If They Let You Down ... Let Them Go
Not every investment will make you rich or recover your losses. If you’ve been let down over the past year or two – or five, we don’t judge – it might be time to cut them loose. Loss aversion (the tendency to be excessively fearful of experiencing losses relative to gains and relative to a reference point) is one of the main biases people have in their financial lives. However, if you cut your losses, those assets could be reallocated to an investment that makes financial sense. Selling a bad investment is probably much easier than deciding to walk away from a bad romantic situation.
Don’t Rush Into Things
If it’s the right one, you will not miss out by taking your time. Fighting your FOMO is important, and one way you can do this is by slowing down decision-making process by setting up “speed bumps”. These help us avoid impulsive decisions and let us take a step back from our emotions. For example, work to create a three-day wait rule before you buy or sell a stock (where you can’t act on a decision for three days).
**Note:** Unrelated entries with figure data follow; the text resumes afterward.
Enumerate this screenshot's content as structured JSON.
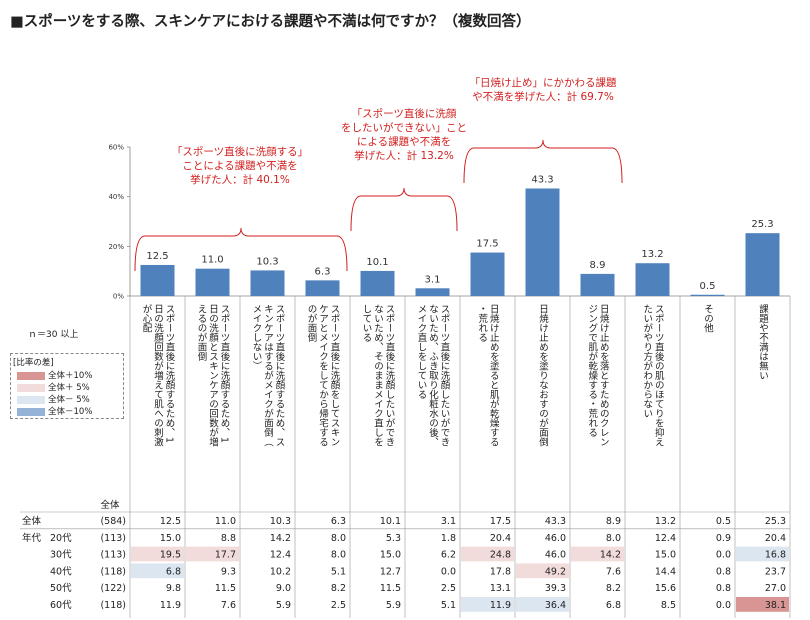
{
  "title": "■スポーツをする際、スキンケアにおける課題や不満は何ですか？（複数回答）",
  "note": "ｎ＝30 以上",
  "legend": {
    "title": "[比率の差]",
    "items": [
      {
        "label": "全体＋10%",
        "color": "#d99594"
      },
      {
        "label": "全体＋ 5%",
        "color": "#f2dcdb"
      },
      {
        "label": "全体－ 5%",
        "color": "#dce6f1"
      },
      {
        "label": "全体－10%",
        "color": "#95b3d7"
      }
    ]
  },
  "annotations": [
    {
      "lines": [
        "「スポーツ直後に洗顔する」",
        "ことによる課題や不満を",
        "挙げた人：計 40.1%"
      ]
    },
    {
      "lines": [
        "「スポーツ直後に洗顔",
        "をしたいができない」こと",
        "による課題や不満を",
        "挙げた人：計 13.2%"
      ]
    },
    {
      "lines": [
        "「日焼け止め」にかかわる課題",
        "や不満を挙げた人：計 69.7%"
      ]
    }
  ],
  "chart_data": {
    "type": "bar",
    "categories": [
      "スポーツ直後に洗顔するため、1日の洗顔回数が増えて肌への刺激が心配",
      "スポーツ直後に洗顔するため、1日の洗顔とスキンケアの回数が増えるのが面倒",
      "スポーツ直後に洗顔するため、スキンケアはするがメイクが面倒（メイクしない）",
      "スポーツ直後に洗顔をしてスキンケアとメイクをしてから帰宅するのが面倒",
      "スポーツ直後に洗顔したいができないため、そのままメイク直しをしている",
      "スポーツ直後に洗顔したいができないため、ふき取り化粧水の後、メイク直しをしている",
      "日焼け止めを塗ると肌が乾燥する・荒れる",
      "日焼け止めを塗りなおすのが面倒",
      "日焼け止めを落とすためのクレンジングで肌が乾燥する・荒れる",
      "スポーツ直後の肌のほてりを抑えたいがやり方がわからない",
      "その他",
      "課題や不満は無い"
    ],
    "values": [
      12.5,
      11.0,
      10.3,
      6.3,
      10.1,
      3.1,
      17.5,
      43.3,
      8.9,
      13.2,
      0.5,
      25.3
    ],
    "value_labels": [
      "12.5",
      "11.0",
      "10.3",
      "6.3",
      "10.1",
      "3.1",
      "17.5",
      "43.3",
      "8.9",
      "13.2",
      "0.5",
      "25.3"
    ],
    "ylim": [
      0,
      60
    ],
    "yticks": [
      "0%",
      "20%",
      "40%",
      "60%"
    ],
    "bar_color": "#4f81bd",
    "table": {
      "header_label": "全体",
      "rows": [
        {
          "group": "全体",
          "label": "",
          "n": "(584)",
          "values": [
            "12.5",
            "11.0",
            "10.3",
            "6.3",
            "10.1",
            "3.1",
            "17.5",
            "43.3",
            "8.9",
            "13.2",
            "0.5",
            "25.3"
          ],
          "levels": [
            0,
            0,
            0,
            0,
            0,
            0,
            0,
            0,
            0,
            0,
            0,
            0
          ]
        },
        {
          "group": "年代",
          "label": "20代",
          "n": "(113)",
          "values": [
            "15.0",
            "8.8",
            "14.2",
            "8.0",
            "5.3",
            "1.8",
            "20.4",
            "46.0",
            "8.0",
            "12.4",
            "0.9",
            "20.4"
          ],
          "levels": [
            0,
            0,
            0,
            0,
            0,
            0,
            0,
            0,
            0,
            0,
            0,
            0
          ]
        },
        {
          "group": "",
          "label": "30代",
          "n": "(113)",
          "values": [
            "19.5",
            "17.7",
            "12.4",
            "8.0",
            "15.0",
            "6.2",
            "24.8",
            "46.0",
            "14.2",
            "15.0",
            "0.0",
            "16.8"
          ],
          "levels": [
            1,
            1,
            0,
            0,
            0,
            0,
            1,
            0,
            1,
            0,
            0,
            -1
          ]
        },
        {
          "group": "",
          "label": "40代",
          "n": "(118)",
          "values": [
            "6.8",
            "9.3",
            "10.2",
            "5.1",
            "12.7",
            "0.0",
            "17.8",
            "49.2",
            "7.6",
            "14.4",
            "0.8",
            "23.7"
          ],
          "levels": [
            -1,
            0,
            0,
            0,
            0,
            0,
            0,
            1,
            0,
            0,
            0,
            0
          ]
        },
        {
          "group": "",
          "label": "50代",
          "n": "(122)",
          "values": [
            "9.8",
            "11.5",
            "9.0",
            "8.2",
            "11.5",
            "2.5",
            "13.1",
            "39.3",
            "8.2",
            "15.6",
            "0.8",
            "27.0"
          ],
          "levels": [
            0,
            0,
            0,
            0,
            0,
            0,
            0,
            0,
            0,
            0,
            0,
            0
          ]
        },
        {
          "group": "",
          "label": "60代",
          "n": "(118)",
          "values": [
            "11.9",
            "7.6",
            "5.9",
            "2.5",
            "5.9",
            "5.1",
            "11.9",
            "36.4",
            "6.8",
            "8.5",
            "0.0",
            "38.1"
          ],
          "levels": [
            0,
            0,
            0,
            0,
            0,
            0,
            -1,
            -1,
            0,
            0,
            0,
            2
          ]
        }
      ]
    }
  }
}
Don’t Let Strangers Make Your Decisions
It goes without saying that if someone tells you to put all your savings in one stock, you should think twice. Taking advice from social media rarely works in the long run, and if a guy on Tinder tells you to send him money, say no. Social media may not be the best place to get investment advice - or meet "The One".
There’s Plenty of Fish in the Sea
Lastly, the market is ever developing. Just because one investment turned sour does not mean that your next one will, if you take the time to explore your options and do your research. But importantly – investing should also be fun. Good luck!